The fungicide should beapplied when alfalfa is about 6” tall – and little disease can be sighted. The 14-day harvest interval makes it challenging for growers who want to cut on a 28-day schedule for dairy-quality hay, says Halfman. “We found that you cannot be monkeying around. It’s going to take 10-14 days for it to get to 6” tall and then in another 14 days, give or take a little bit, it’s ready to cut again for dairy-quality hay.”

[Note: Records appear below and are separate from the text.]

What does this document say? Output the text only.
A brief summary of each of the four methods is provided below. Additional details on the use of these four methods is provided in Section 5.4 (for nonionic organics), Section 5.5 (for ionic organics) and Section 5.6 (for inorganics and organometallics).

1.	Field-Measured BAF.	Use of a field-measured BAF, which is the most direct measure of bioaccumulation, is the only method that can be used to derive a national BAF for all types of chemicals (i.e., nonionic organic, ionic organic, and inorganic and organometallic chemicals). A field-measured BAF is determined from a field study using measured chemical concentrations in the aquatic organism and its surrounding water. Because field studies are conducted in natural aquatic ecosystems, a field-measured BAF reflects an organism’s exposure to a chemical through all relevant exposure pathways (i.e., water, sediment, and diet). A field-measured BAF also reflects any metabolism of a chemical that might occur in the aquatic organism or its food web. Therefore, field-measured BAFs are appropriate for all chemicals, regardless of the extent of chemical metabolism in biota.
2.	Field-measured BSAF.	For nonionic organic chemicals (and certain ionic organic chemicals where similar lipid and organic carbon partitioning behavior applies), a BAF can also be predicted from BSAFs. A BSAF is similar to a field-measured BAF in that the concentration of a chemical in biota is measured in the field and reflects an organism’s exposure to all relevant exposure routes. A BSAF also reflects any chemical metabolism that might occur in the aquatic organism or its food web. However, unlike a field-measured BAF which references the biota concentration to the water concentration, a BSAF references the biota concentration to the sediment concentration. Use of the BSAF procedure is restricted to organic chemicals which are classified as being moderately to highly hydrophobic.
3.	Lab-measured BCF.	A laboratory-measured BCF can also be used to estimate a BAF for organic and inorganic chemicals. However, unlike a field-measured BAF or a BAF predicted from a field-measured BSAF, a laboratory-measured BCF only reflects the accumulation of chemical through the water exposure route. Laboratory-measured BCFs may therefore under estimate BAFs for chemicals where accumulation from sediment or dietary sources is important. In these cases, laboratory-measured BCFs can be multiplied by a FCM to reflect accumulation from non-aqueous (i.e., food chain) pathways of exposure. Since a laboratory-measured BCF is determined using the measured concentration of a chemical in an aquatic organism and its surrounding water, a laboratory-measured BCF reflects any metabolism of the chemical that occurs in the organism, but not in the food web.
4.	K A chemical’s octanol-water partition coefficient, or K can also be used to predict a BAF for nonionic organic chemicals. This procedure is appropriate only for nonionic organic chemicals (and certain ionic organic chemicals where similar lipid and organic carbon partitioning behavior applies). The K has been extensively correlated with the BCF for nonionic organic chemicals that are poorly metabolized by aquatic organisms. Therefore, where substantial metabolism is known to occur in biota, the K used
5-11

The university trials also looked at forage quality, but results there weren’t conclusive, either, Halfman says. Looking at Headline vs. the untreated check plots of first-cut alfalfa across all five locations, two locations showed slight increases in protein and net energy lactation percentages. “We can say it appears to be real, but, for instance, for one site it was only a 2/10% increase in protein and the other was a 4/10% increase.”

One of the other three sites actually showed a slight decrease in quality on the Headline-treated plot. “We had very inconsistent responses,” he says.

Comparing the first-cutting plots treated with insecticide vs. insecticide plus fungicide, one location had a quality increase with Headline, one showed a decrease and three showed no quality differences.

Ulrich also took a feed analysis on treated and untreated alfalfa. “We can’t really say we see anything more as far as the feed quality goes. But we can definitely say that the tonnage is there and pencils for us right now.”

He plans to apply the fungicide on first-cutting alfalfa this coming season. It will depend on rainfall levels whether he treats subsequent cuttings on any but his irrigated alfalfa.

The researchers hope to continue studying the use of the fungicide on alfalfa and offer economic guidelines as to when it does or doesn’t pay to apply it, Halfman says.